Diehl L W
Faculty of Clinical Medicine, Mannheim, University of Heidelberg, FRG.
Psychopathology. 1989;22(2-3):65-140. doi: 10.1159/000284586.
Following a historical review and critical appraisal of the literature (problems of definition, selection, frequency, etiology, relation and classification) clinical findings from a series of retrospective and prospective studies (four samples with altogether 47 epileptic patients) are presented and discussed, as well as the results of EEG, CT and other relevant investigations. (1) 'Schizophrenia-like' interictal (periictal) psychoses in the epilepsies, which are not rare, appear to be true schizophreniform (= schizophrenic-accentuated) syndromes in a setting of 'clear' consciousness. There is no case of alternative psychosis and EEG 'forced normalization'. (2) Between schizophrenic-accentuated syndromes associated with regularly symptomatic epilepsies and genuine (endogeneous) schizophrenias, there are quantitative but no qualitative differences. Often there is a congruence and no possibility of differentiating in the transverse study. This is also true both for the affective and the cognitive disturbances ('structure of consciousness'); the latter are not suitable for separating the psychopathological syndromes of epilepsies. A discrimination between 'genuine' and 'symptomatic' schizophrenia is no longer meaningful. (3) A true (hereditary) coincidence of (genuine) epilepsy and schizophrenia occurs obviously very seldom. (4) Numerous findings are presented, concerning the conditions in which schizophrenic-accentuated syndromes appear. The following relevant factors are discussed: hereditary, latency, duration of illness, type and frequency of seizures, type and localization of EEG foci, type, extent and topography of brain lesions, quantity and quality of psychopathological findings as well as 'organic' psychosyndromes. The possible triggering of psychoses by psychosocial factors, low intelligence, chronic folate deficiency and other specific risk factors and the role of neurotransmitter disorders (GABA hypotheses) are discussed. Finally proposals are made concerning prevention and therapy. Especially often diagnosed non-alternative schizophrenic syndromes in epileptic patients must be controlled by blood levels of antiepileptics. There is a transitional rank, constituted by defined determinants between the poles epilepsy and schizophrenia or a converging course of those syndromes. The results should lead to more frequent EEG and CT eventual magnetic resonance imaging or positron emission tomography-investigations in schizophrenic patients.

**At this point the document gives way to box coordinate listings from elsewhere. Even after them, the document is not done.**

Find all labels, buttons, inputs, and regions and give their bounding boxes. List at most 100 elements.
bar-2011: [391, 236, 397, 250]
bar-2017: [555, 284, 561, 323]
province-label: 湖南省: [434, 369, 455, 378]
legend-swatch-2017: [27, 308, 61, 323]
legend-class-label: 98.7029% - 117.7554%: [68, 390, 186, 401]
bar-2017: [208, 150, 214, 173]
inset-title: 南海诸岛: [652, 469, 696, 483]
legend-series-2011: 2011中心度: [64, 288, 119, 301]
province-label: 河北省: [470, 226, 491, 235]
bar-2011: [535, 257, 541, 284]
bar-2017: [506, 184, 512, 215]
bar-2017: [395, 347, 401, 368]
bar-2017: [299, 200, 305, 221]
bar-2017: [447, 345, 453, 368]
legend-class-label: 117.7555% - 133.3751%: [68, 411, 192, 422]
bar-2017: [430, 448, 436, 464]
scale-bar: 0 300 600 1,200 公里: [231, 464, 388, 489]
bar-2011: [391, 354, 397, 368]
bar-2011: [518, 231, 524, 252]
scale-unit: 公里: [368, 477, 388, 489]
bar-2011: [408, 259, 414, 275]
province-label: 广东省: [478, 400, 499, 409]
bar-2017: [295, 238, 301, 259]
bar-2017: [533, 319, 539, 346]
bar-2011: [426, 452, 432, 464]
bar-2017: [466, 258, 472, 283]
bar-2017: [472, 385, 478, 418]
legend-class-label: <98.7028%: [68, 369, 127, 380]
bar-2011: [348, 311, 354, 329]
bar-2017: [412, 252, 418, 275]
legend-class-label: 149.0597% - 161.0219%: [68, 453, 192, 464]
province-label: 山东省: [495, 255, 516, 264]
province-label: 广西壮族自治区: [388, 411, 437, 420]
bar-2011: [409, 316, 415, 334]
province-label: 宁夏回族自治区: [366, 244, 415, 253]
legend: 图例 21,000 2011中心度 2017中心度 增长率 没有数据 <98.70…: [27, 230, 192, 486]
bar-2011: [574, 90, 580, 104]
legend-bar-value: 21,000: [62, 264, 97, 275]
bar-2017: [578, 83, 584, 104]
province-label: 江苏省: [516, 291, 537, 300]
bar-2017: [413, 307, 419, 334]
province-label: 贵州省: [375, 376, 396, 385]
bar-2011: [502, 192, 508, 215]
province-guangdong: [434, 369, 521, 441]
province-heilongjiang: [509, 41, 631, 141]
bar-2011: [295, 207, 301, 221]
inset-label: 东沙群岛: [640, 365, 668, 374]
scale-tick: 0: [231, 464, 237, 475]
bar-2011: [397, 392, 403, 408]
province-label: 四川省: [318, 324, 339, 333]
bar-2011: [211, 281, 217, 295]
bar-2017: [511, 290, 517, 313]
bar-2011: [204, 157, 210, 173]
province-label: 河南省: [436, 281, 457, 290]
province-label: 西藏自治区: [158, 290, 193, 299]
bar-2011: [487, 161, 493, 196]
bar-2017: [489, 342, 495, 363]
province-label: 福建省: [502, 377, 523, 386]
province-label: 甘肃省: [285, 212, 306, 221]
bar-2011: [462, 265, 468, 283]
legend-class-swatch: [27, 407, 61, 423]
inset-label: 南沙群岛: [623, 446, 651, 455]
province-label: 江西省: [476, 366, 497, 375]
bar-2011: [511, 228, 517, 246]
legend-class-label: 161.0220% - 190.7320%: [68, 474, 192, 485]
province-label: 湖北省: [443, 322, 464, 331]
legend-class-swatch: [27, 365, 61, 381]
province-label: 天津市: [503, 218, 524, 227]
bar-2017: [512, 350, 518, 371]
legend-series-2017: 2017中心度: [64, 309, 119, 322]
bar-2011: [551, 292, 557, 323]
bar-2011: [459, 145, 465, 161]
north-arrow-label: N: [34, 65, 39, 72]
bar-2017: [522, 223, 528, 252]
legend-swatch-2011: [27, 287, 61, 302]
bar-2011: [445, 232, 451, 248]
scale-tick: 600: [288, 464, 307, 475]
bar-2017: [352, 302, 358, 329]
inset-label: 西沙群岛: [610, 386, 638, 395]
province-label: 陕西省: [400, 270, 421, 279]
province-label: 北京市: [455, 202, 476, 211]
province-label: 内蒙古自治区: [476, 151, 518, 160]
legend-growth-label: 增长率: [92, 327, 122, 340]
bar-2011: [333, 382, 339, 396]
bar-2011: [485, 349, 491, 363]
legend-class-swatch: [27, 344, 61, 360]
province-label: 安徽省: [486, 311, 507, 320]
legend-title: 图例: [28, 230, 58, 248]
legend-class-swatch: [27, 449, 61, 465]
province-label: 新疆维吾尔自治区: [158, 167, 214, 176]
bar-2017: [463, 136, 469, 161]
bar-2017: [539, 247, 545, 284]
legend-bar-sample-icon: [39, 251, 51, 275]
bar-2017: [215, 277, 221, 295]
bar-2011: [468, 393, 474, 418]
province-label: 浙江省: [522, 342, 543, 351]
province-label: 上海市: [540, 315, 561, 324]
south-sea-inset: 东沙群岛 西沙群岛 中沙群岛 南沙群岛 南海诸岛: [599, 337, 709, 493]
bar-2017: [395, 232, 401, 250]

在对文献进行历史回顾和批判性评估(定义、选择、频率、病因、关系和分类问题)之后,本文展示并讨论了一系列回顾性和前瞻性研究(四个样本,共47例癫痫患者)的临床发现,以及脑电图(EEG)、计算机断层扫描(CT)和其他相关检查的结果。(1)癫痫患者中并不罕见的“类精神分裂症样”发作间期(发作期周围)精神病,在“清醒”意识状态下似乎是真正的精神分裂症样(=精神分裂症加重型)综合征。不存在交替性精神病和脑电图“强制正常化”的情况。(2)与有规律症状性癫痫相关的精神分裂症加重型综合征和真正的(内源性)精神分裂症之间,存在数量上而非质量上的差异。在横向研究中,两者常常一致,无法区分。情感和认知障碍(“意识结构”)方面也是如此;后者不适用于区分癫痫的精神病理综合征。区分“真正的”和“症状性的”精神分裂症已不再有意义。(3)(真正的)癫痫和精神分裂症真正(遗传)并发的情况显然非常罕见。(4)本文展示了许多关于精神分裂症加重型综合征出现条件的研究结果。讨论了以下相关因素:遗传、潜伏期、病程、发作类型和频率、脑电图病灶类型和定位、脑损伤类型、范围和部位、精神病理发现的数量和质量以及“器质性”心理综合征。还讨论了心理社会因素、低智商、慢性叶酸缺乏和其他特定危险因素可能引发精神病的情况以及神经递质紊乱(γ-氨基丁酸假说)的作用。最后提出了预防和治疗建议。癫痫患者中经常诊断出的非交替性精神分裂症综合征尤其必须通过抗癫痫药物的血药浓度进行控制。在癫痫和精神分裂症两极之间存在由明确决定因素构成的过渡阶段,或者这些综合征有趋同的病程。这些结果应促使对精神分裂症患者更频繁地进行脑电图、CT检查,最终进行磁共振成像或正电子发射断层扫描检查。